Nicolson smiled. “Persistent young so-and-so, aren’t you? Yes, it’s possible, especially if someone were creating some sort of diversion elsewhere on the island to distract their attention. Why?”

“The only way out is to make the submarine think we’re gone. Couldn’t two or three of you take the boat away – maybe to one of these little islands we saw yesterday – while the rest of us make some kind of diversion.” She was speaking quickly, eagerly now. “When the submarine saw you were gone, it would go away and–”

“And go straight to these little islands – the obvious place to go – see that there was only a few of us, kill us, sink the boat, come back here and finish the rest of you off.”

“Oh!” Her voice was subdued. “I never thought of that.”

“No, but brother Jap would. Look, Miss Drachmann–”

“Gudrun. We’ve stopped fighting, remember?”

“Sorry. Gudrun. Will you stop trying to beat your head against a brick wall? You’ll just give yourself a headache. We’ve thought of everything ourselves, and it’s no good. And if you don’t mind now I’ll try to get some sleep. I have to relieve Van Effen in a little while.”

He was just dropping off when her voice came again. “Johnny?”

“Oh lord,” Nicolson moaned. “Not another flash of inspiration.”

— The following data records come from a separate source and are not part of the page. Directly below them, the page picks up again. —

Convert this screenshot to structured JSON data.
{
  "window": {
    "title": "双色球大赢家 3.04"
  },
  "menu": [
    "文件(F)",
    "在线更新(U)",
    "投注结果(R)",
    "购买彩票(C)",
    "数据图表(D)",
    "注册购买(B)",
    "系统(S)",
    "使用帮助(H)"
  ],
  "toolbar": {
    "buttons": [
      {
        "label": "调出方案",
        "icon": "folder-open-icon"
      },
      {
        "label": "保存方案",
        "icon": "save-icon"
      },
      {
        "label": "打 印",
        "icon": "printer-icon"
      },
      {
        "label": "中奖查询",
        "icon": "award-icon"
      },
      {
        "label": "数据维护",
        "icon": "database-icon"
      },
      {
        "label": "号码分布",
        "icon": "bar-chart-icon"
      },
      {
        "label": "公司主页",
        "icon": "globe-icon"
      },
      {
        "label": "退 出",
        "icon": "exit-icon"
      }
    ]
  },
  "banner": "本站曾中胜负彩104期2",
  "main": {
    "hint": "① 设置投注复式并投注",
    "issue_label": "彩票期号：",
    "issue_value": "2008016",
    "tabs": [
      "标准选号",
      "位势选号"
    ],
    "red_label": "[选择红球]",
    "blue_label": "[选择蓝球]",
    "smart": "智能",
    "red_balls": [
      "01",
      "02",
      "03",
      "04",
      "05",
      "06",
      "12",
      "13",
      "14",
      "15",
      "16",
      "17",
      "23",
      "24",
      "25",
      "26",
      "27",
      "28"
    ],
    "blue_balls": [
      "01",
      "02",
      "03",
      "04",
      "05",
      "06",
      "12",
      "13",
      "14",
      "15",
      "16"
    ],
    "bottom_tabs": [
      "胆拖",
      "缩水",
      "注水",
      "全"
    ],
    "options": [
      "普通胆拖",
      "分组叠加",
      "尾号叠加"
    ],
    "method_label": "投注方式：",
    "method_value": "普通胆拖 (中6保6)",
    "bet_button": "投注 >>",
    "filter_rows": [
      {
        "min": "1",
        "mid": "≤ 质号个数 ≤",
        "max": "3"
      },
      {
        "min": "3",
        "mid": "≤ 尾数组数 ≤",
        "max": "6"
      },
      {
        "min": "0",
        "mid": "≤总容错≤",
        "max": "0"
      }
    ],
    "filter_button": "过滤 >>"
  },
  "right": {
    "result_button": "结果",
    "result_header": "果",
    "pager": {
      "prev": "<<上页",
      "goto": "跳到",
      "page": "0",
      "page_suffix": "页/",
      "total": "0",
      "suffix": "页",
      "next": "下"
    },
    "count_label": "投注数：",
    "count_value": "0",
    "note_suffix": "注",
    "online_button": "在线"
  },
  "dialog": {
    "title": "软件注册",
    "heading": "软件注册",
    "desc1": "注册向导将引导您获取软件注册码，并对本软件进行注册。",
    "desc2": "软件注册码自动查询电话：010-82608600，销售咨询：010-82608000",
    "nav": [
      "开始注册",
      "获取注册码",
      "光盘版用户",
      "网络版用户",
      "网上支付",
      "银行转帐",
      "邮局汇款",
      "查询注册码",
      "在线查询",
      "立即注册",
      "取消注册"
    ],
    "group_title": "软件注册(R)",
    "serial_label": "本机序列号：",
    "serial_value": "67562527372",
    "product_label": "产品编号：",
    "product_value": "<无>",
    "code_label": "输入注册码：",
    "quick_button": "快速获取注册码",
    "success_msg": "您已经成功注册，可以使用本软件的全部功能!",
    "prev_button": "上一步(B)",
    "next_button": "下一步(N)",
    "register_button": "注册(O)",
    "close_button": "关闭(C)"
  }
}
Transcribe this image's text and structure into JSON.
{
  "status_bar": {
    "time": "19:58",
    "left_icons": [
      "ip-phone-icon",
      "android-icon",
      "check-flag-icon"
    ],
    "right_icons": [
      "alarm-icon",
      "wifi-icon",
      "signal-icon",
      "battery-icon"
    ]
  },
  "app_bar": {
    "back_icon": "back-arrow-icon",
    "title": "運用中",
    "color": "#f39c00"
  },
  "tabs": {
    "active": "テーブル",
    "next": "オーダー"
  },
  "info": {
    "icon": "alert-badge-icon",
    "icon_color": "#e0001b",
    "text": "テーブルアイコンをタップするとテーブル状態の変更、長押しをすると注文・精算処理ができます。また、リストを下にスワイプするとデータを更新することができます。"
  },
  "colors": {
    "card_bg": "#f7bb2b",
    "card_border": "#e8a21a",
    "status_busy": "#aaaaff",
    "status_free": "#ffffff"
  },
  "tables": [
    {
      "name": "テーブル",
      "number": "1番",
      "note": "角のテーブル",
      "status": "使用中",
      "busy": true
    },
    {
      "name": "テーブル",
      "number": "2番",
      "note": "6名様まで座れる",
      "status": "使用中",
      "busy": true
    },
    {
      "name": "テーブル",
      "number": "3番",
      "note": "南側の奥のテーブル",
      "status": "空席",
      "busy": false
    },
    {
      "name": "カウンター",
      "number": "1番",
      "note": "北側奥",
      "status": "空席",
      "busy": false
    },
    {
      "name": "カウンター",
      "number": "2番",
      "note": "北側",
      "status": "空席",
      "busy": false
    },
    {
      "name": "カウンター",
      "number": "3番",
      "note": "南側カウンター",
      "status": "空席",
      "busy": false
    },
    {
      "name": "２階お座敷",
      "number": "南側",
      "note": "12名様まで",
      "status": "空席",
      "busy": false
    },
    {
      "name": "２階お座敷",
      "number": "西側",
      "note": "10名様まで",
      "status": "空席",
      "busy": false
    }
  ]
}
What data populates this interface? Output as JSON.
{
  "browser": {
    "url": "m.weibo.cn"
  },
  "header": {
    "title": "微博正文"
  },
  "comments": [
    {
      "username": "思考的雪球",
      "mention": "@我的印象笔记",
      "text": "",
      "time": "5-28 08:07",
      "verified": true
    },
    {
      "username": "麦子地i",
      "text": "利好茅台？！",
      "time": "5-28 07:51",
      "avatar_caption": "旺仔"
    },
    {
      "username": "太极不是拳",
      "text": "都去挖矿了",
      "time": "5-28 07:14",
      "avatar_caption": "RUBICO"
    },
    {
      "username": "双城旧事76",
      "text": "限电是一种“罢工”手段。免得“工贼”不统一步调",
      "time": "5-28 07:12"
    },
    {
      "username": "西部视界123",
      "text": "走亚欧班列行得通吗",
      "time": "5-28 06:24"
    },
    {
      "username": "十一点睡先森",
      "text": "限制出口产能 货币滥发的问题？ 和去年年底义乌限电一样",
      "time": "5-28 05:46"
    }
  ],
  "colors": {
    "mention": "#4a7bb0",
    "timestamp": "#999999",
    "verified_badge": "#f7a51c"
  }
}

“Well, I’ve just been thinking again and–”

“You’re certainly a trier.” Nicolson heaved a sigh of resignation and sat up. “What is it?”

“It wouldn’t matter if we stayed here as long as the submarine went away, would it?”

“What are you getting at?”

“Answer me please, Johnny.”

“It wouldn’t matter, no. It would be a good thing – and if we could hole up here, unsuspected, for a day or so they’d probably call off the search. From this area, at least. How do you propose to make them sail away, thinking we’re gone? Going to go out there and hypnotise them?”

“That’s not even a little bit funny,” she said calmly. “If dawn came and they saw that our boat was gone – the good one, I mean – they’d think we were gone too, wouldn’t they.”

“Sure they would. Any normal person would.”

“No chance of them being suspicious and searching the island?”

“What the devil are you getting at?”

“Please, Johnny.”

“All right,” he growled. “Sorry again and again and again. No, I don’t think they’d bother to search. What are you after, Gudrun?”

“Make them think we’ve gone,” she said impatiently. “Hide the boat.”

“ ‘Hide the boat,’ she says! There’s not a place on the shores of this island where we could put it that the Japs wouldn’t find in half-an-hour. And we can’t hide it on the island – it’s too heavy to drag up and we’d make such a racket trying that they’d shoot the lot of us, even in the darkness, before we’d moved ten feet. And even if we could, there isn’t a big enough clump of bushes on this blasted rock to hide a decent-sized dinghy, far less a twenty-four foot lifeboat. Sorry and all that, but it’s no go. There’s nowhere you could hide it, either on sea or land, that the Japs couldn’t find it with their eyes shut.”